Pollster: More in Common
Sample size: 2,432
Fieldwork dates: 14th-17th March 2025
Source
Headline stats
Compared to the previous week, Reform and Labour have stayed neck-and-neck, whilst the Conservatives have edged up marginally. Meanwhile, the Liberal Democrats and the Green Party have fallen slightly, as has the Scottish National Party.
If we plug this into Electoral Calculus, we see the following likely outcome:
This is based on excluding the ‘Don’t knows’ and the ‘I would not vote’, which is explored further below, but I think the most notable point in this poll is it brings the Conservatives, Lib Dems and Greens back to the percentages they achieved in the 2024 election (24, 12 and 7 respectively). This is positive for the Conservatives, in that it means they may well have overcome the turmoil of transition from one leader to another, and maybe - just maybe - are starting to regain credibility in the eyes of the electorate.
Of course, the ongoing and well-known story by now is the fact that Reform UK is tied with Labour. It would suggest that, by now, Reform has won over most of the wavering Conservative voters it can, and, if it continues to grow, this will be at Labour’s expense.
Detailed analysis
Of course, headline stats can distort the complexity of voting intentions. The headline stats above are based on excluding the ‘Don’t knows’ (DKs) and the ‘I would not votes’ (IWNVs). The breakdown, on this basis, looks like the following:
The first thing to note should be the ‘Another party’ option. It is impossible to say, without granular data, what those ‘other parties’ are, but given the emergence in the 2024 election of the Muslim Vote movement, as well as protest votes against the war in Gaza, one can assume that a healthy chunk of those votes would likely to go to such protest votes again. It should not set of alarms for any party at the national level, of course, but as Middle Eastern Eye pointed out and the party continues to be fearful of, there are Labour MPs at risk of losing their seats in constituencies with high concentrations of Muslim voters who are political active and capable of electoral mobilisation.

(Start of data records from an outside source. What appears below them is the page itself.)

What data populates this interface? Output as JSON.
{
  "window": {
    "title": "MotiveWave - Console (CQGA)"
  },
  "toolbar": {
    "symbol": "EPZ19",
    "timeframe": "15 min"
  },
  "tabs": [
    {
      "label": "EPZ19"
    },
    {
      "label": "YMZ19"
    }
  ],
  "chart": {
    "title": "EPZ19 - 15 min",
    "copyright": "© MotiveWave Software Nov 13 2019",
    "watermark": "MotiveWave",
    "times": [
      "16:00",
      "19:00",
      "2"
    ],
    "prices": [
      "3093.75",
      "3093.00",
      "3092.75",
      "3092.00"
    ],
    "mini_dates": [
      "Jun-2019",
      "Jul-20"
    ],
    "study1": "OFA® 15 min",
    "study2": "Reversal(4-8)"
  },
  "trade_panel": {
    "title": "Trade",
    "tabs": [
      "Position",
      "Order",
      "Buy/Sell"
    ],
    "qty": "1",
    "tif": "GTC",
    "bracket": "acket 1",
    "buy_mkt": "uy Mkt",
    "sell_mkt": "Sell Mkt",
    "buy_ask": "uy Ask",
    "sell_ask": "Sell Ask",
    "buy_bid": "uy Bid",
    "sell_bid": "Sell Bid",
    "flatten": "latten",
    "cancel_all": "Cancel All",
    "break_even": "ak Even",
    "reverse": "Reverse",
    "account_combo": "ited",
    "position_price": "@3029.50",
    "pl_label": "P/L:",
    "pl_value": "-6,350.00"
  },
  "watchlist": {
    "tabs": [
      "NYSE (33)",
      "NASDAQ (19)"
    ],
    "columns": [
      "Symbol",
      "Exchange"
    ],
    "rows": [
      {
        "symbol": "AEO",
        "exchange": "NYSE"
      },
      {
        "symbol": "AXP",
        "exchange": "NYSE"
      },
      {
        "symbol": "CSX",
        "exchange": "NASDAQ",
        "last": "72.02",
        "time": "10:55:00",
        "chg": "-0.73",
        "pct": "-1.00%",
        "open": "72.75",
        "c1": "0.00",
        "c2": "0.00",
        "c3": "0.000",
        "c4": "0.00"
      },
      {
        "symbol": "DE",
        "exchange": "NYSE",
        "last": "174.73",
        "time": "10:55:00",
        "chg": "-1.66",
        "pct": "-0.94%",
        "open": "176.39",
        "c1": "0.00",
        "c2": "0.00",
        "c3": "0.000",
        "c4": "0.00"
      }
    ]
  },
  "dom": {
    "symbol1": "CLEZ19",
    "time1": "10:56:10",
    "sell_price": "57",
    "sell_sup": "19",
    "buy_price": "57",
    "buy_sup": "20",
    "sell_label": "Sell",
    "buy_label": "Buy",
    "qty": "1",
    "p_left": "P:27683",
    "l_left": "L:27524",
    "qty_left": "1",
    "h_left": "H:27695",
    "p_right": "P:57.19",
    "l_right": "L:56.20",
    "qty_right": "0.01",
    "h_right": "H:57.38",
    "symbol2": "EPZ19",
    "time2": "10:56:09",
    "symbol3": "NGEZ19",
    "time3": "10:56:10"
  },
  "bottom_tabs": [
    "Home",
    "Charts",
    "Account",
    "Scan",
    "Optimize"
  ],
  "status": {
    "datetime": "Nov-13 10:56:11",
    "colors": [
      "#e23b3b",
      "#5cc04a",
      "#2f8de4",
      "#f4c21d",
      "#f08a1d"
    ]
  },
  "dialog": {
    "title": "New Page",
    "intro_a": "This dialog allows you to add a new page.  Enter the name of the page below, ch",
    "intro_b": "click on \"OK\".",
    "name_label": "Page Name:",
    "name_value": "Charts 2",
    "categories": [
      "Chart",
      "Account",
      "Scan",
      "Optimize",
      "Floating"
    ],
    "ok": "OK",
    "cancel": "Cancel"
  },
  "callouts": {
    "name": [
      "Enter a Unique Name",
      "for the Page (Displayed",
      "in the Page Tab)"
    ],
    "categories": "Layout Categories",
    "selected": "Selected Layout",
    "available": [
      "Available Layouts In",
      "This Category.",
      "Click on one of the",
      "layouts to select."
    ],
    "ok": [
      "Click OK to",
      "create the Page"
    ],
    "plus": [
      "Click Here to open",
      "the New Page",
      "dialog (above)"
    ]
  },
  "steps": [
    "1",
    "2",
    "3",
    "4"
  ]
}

However, 2024 was important for other reasons as well. The foremost, but seemingly underdiscussed, is that 2024 was the second lowest turnout ever at 59.7%, very close to the lowest ever of 59.4% in 2001. For this reason, we need to be cautious over excluding the DKs and the IWNVs, because if they decide to stay home in the numbers they did in July, things could look very different.
Note that in this case, Reform at 24% would be the largest party by 2%, overtaking the Labour and Conservatives who would be tied on 22% while the Lib Dems, the Greens and the Other options all shrink, because the DKs alone make up 10%.
If this happens, the prediction from Electoral Calculus looks very different:
How different that result looks. Discounting the DKs and the IWNVs is a dangerous thing to do, because while it may produce more ‘accurate’ results when considering likelihood of voting (as More in Common does, and I think is reasonable to do so), it can be misleading in an era of apathy and lack of certainty.
Regional trends
Nevertheless, there are two interesting regional trends that can be pointed out:
Wales - As I suggested after the election, Reform has an opportunity to present itself as a Unionist alternative to the Conservatives, trading on disillusionment with Westminster and dissatisfaction with stasis in the devolved assemblies. This appears to be less true in Scotland, where the SNP has a long pedigree of governance, but in Wales there is a greater opportunity. Unfortunately MiC tends not to poll in Wales, so we can’t compare like-for-like in this case, but the most recent YouGov poll (from November…) suggests that Reform is breaking through significantly in Wales, polling at 23%, matching their national polling, just behind the nationalists Plaid Cymru (24%), and matching Labour on 23%. The regional success of Reform in Wales is both shifting the national model (see the image below) and suggesting that the ‘Celtic fringe’ discontent with Westminster is finally shifting away from separatism in favour of unionism, though clearly of a different kind.
Lib Dems and the semi-rural seats - The constituencies that sit on the margin between the urban centres and the truly rural seem to be where the Lib Dems are holding on the best, especially in the south. In fact, the model predicts that the Lib Dems would not lose any seats; whether this will be borne out is, of course, up for debate, but if that is true it speaks to the sheer level of mistrust the two main parties are facing even amongst the affluent middle class. If that class shrinks, however, the Lib Dems’ electoral prospects may change altogether.